There's this lovely meditation I like to do; I've discovered variations of its theme in multiple places. It involves a heavy amount of visualization and scanning of one's body from head to toe. The scanning takes place only in the imagination and ranges from blasting each body part energetically with positive intentions and love to checking in with the feeling of balance in the various chakras or areas of the body. As I perform this meditation, it occurs to me that in these moments, I am holding a microphone up to those quieter voices within me so as to truly observe their needs. Only then can I even begin to make an effort to honor their request and make right any perceived wrong.

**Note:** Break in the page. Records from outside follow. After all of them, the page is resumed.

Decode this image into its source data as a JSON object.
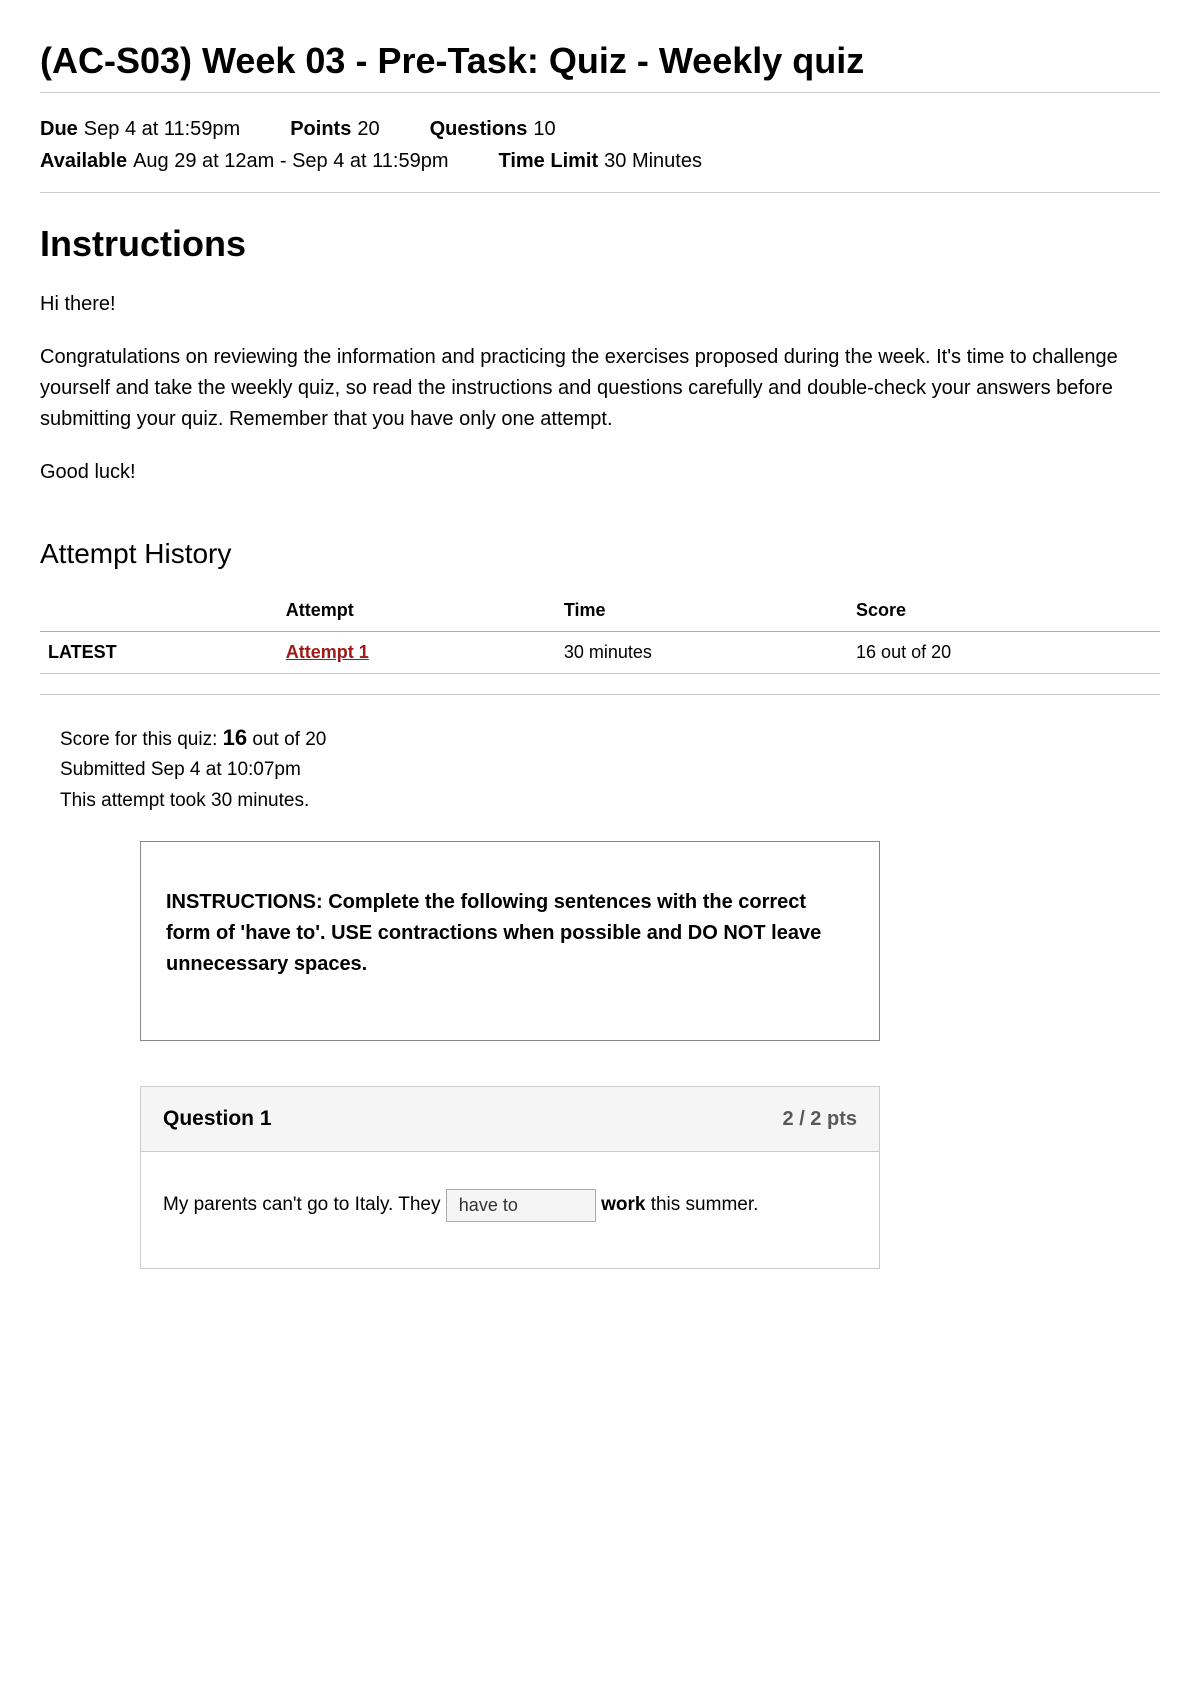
{
  "page": {
    "title": "(AC-S03) Week 03 - Pre-Task: Quiz - Weekly quiz"
  },
  "meta": {
    "due_label": "Due",
    "due_value": "Sep 4 at 11:59pm",
    "points_label": "Points",
    "points_value": "20",
    "questions_label": "Questions",
    "questions_value": "10",
    "available_label": "Available",
    "available_value": "Aug 29 at 12am - Sep 4 at 11:59pm",
    "timelimit_label": "Time Limit",
    "timelimit_value": "30 Minutes"
  },
  "instructions": {
    "heading": "Instructions",
    "p1": "Hi there!",
    "p2": "Congratulations on reviewing the information and practicing the exercises proposed during the week. It's time to challenge yourself and take the weekly quiz, so read the instructions and questions carefully and double-check your answers before submitting your quiz. Remember that you have only one attempt.",
    "p3": "Good luck!"
  },
  "history": {
    "heading": "Attempt History",
    "columns": {
      "c0": "",
      "c1": "Attempt",
      "c2": "Time",
      "c3": "Score"
    },
    "row": {
      "latest": "LATEST",
      "attempt_link": "Attempt 1 ",
      "time": "30 minutes",
      "score": "16 out of 20"
    }
  },
  "summary": {
    "line1_prefix": "Score for this quiz: ",
    "line1_score": "16",
    "line1_suffix": " out of 20",
    "line2": "Submitted Sep 4 at 10:07pm",
    "line3": "This attempt took 30 minutes."
  },
  "question_instructions": "INSTRUCTIONS: Complete the following sentences with the correct form of 'have to'.  USE contractions when possible and DO NOT leave unnecessary spaces.",
  "q1": {
    "title": "Question 1",
    "pts": "2 / 2 pts",
    "text_before": "My parents can't go to Italy. They ",
    "answer": "have to",
    "text_after_bold": " work",
    "text_after_rest": " this summer."
  },
  "colors": {
    "border": "#c7cdd1",
    "link": "#a01818",
    "header_bg": "#f5f5f5"
  }
}
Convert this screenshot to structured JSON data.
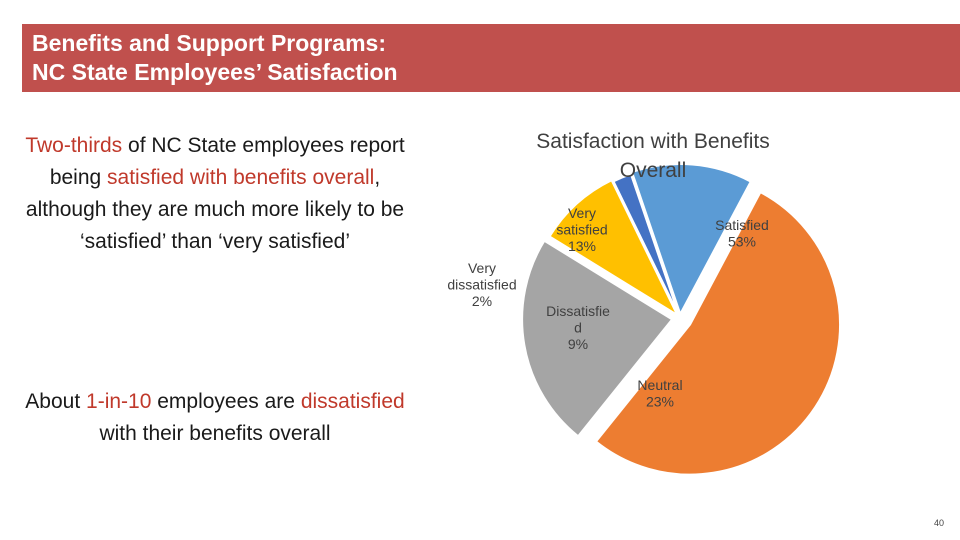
{
  "header": {
    "title": "Benefits and Support Programs:\nNC State Employees’ Satisfaction"
  },
  "body": {
    "para1": {
      "hl1": "Two-thirds",
      "t1": " of NC State employees report being ",
      "hl2": "satisfied with benefits overall",
      "t2": ", although they are much more likely to be ‘satisfied’ than ‘very satisfied’"
    },
    "para2": {
      "t1": "About ",
      "hl1": "1-in-10",
      "t2": " employees are ",
      "hl2": "dissatisfied",
      "t3": "with their benefits overall"
    }
  },
  "colors": {
    "accent": "#c0504d",
    "highlight": "#c0392b"
  },
  "chart_data": {
    "type": "pie",
    "title": "Satisfaction with Benefits Overall",
    "slices": [
      {
        "label": "Satisfied",
        "value": 53,
        "pct_label": "53%",
        "color": "#ed7d31"
      },
      {
        "label": "Neutral",
        "value": 23,
        "pct_label": "23%",
        "color": "#a5a5a5"
      },
      {
        "label": "Dissatisfied",
        "value": 9,
        "pct_label": "9%",
        "color": "#ffc000"
      },
      {
        "label": "Very dissatisfied",
        "value": 2,
        "pct_label": "2%",
        "color": "#4472c4"
      },
      {
        "label": "Very satisfied",
        "value": 13,
        "pct_label": "13%",
        "color": "#5b9bd5"
      }
    ]
  },
  "page_number": "40"
}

Financially successful individuals, whether they realize it or not, become attuned to a bit of a scanning activity of their own. They systematically scan their financial worlds; checking in with the varying parts to ensure things haven't slipped out of balance. Now, what does this scanning look like in a practical sense? The loudest voice in our financial room is often our screaming debt, the mortgage or rent payment, the occasional emergency car repair, or accidental late fee... But what does it look like to scan the rest of the financial room, to ensure we've given proper attention to items around the periphery? Perhaps this is checking up on insurance coverage when open enrollment comes around, making sure that you're still utilizing the best option for yourself and your family. This could mean checking up on your retirement accounts when the quarterly statement comes out: Are they doing well? Do you need to increase contributions? Move things around? How about checking your monthly credit card statements? This can be a five-minute activity; just scan them to be sure all of the charges are legitimately yours. While I don't do a ton with my monthly budget, scanning for me looks like checking in on the lifestyle section of my 50/30/20 Budget to make sure that my spending is intact. It might mean checking up on my goals category to see if my debt elimination or savings is also on track. Is there anything that could speed up my timelines?
There are plenty of other things for you to scan in your financial life, and no doubt you can come up with a list! But the critical skill to develop here is that of training yourself to scan on a regular basis and notice things out of balance or out of place. It is also to develop a sense for identifying a need to be filled and being malleable enough to begin working toward meeting it.